Although widely explored, time series modeling continues to encounter significant challenges when confronted with real-world data. We propose a novel modeling approach leveraging Implicit Neural Representations (INR). This approach enables us to effectively capture the continuous aspect of time series and provides a natural solution to recurring modeling issues such as handling missing data, dealing with irregular sampling, or unaligned observations from multiple sensors. By introducing conditional modulation of INR parameters and leveraging meta-learning techniques, we address the issue of generalization to both unseen samples and time window shifts. Through extensive experimentation, our model demonstrates state-of-the-art performance in forecasting and imputation tasks, while exhibiting flexibility in handling a wide range of challenging scenarios that competing models cannot.

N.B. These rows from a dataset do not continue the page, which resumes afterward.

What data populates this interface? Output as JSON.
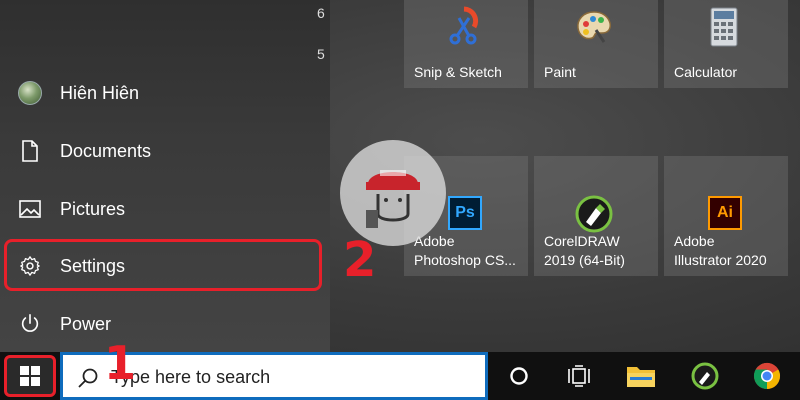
{
  "start_menu": {
    "recent_digits": [
      "6",
      "5"
    ],
    "user": {
      "name": "Hiên Hiên"
    },
    "items": [
      {
        "label": "Documents",
        "icon": "document-icon"
      },
      {
        "label": "Pictures",
        "icon": "pictures-icon"
      },
      {
        "label": "Settings",
        "icon": "gear-icon"
      },
      {
        "label": "Power",
        "icon": "power-icon"
      }
    ],
    "tiles": [
      {
        "label_lines": [
          "Snip & Sketch"
        ],
        "icon": "snip-sketch-icon"
      },
      {
        "label_lines": [
          "Paint"
        ],
        "icon": "paint-palette-icon"
      },
      {
        "label_lines": [
          "Calculator"
        ],
        "icon": "calculator-icon"
      },
      {
        "label_lines": [
          "Adobe",
          "Photoshop CS..."
        ],
        "icon": "photoshop-icon",
        "icon_text": "Ps"
      },
      {
        "label_lines": [
          "CorelDRAW",
          "2019 (64-Bit)"
        ],
        "icon": "coreldraw-icon"
      },
      {
        "label_lines": [
          "Adobe",
          "Illustrator 2020"
        ],
        "icon": "illustrator-icon",
        "icon_text": "Ai"
      }
    ]
  },
  "annotations": {
    "step1": "1",
    "step2": "2",
    "highlight_color": "#e8202a"
  },
  "taskbar": {
    "search_placeholder": "Type here to search",
    "apps": [
      "task-view-icon",
      "file-explorer-icon",
      "coreldraw-taskbar-icon",
      "chrome-icon"
    ]
  },
  "colors": {
    "accent_blue": "#0f6cbd",
    "taskbar_bg": "#101010"
  }
}
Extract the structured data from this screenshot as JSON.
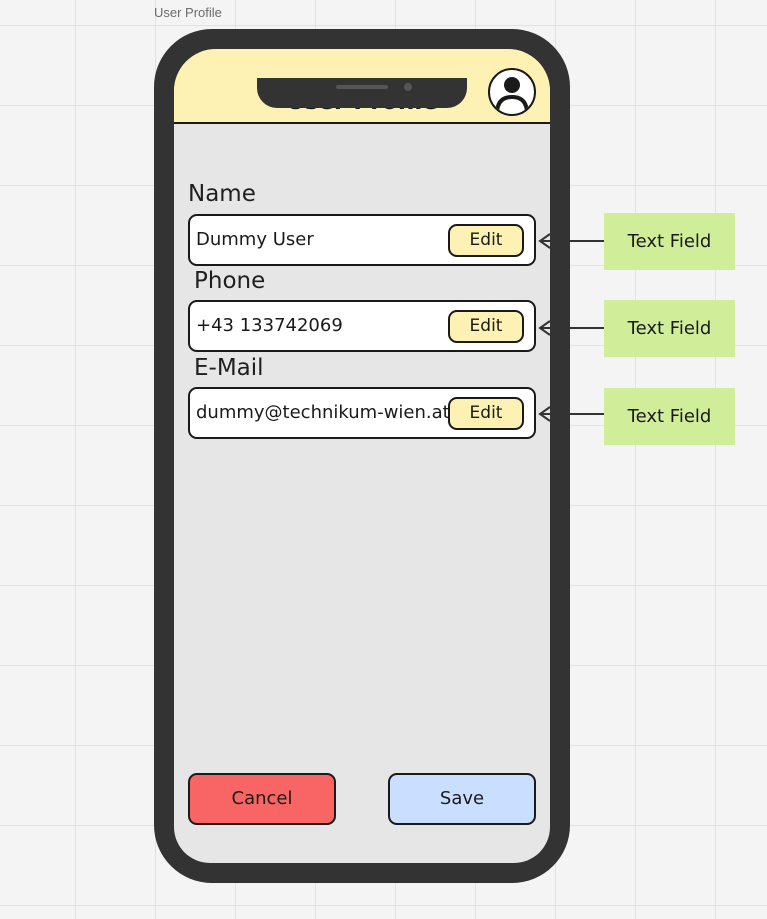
{
  "frame_label": "User Profile",
  "header": {
    "title": "User Profile",
    "avatar_icon": "user-avatar-icon",
    "background_color": "#fdf1b3"
  },
  "fields": [
    {
      "label": "Name",
      "value": "Dummy User",
      "button_label": "Edit"
    },
    {
      "label": "Phone",
      "value": "+43 133742069",
      "button_label": "Edit"
    },
    {
      "label": "E-Mail",
      "value": "dummy@technikum-wien.at",
      "button_label": "Edit"
    }
  ],
  "annotations": [
    {
      "text": "Text Field"
    },
    {
      "text": "Text Field"
    },
    {
      "text": "Text Field"
    }
  ],
  "footer": {
    "cancel_label": "Cancel",
    "save_label": "Save"
  },
  "colors": {
    "cancel": "#f96464",
    "save": "#cadeff",
    "edit": "#fdf1b3",
    "annotation": "#d0ee9a"
  }
}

Operator Learning with Neural Fields: Tackling PDEs on General Geometries

Machine learning approaches for solving partial differential equations require learning mappings between function spaces. While convolutional or graph neural networks are constrained to discretized functions, neural operators present a promising milestone toward mapping functions directly. Despite impressive results they still face challenges with respect to the domain geometry and typically rely on some form of discretization. In order to alleviate such limitations, we present CORAL, a new method that leverages coordinate-based networks for solving PDEs on general geometries. CORAL is designed to remove constraints on the input mesh, making it applicable to any spatial sampling and geometry. Its ability extends to diverse problem domains, including PDE solving, spatio-temporal forecasting, and inverse problems like geometric design. CORAL demonstrates robust performance across multiple resolutions and performs well in both convex and non-convex domains, surpassing or performing on par with state-of-the-art models.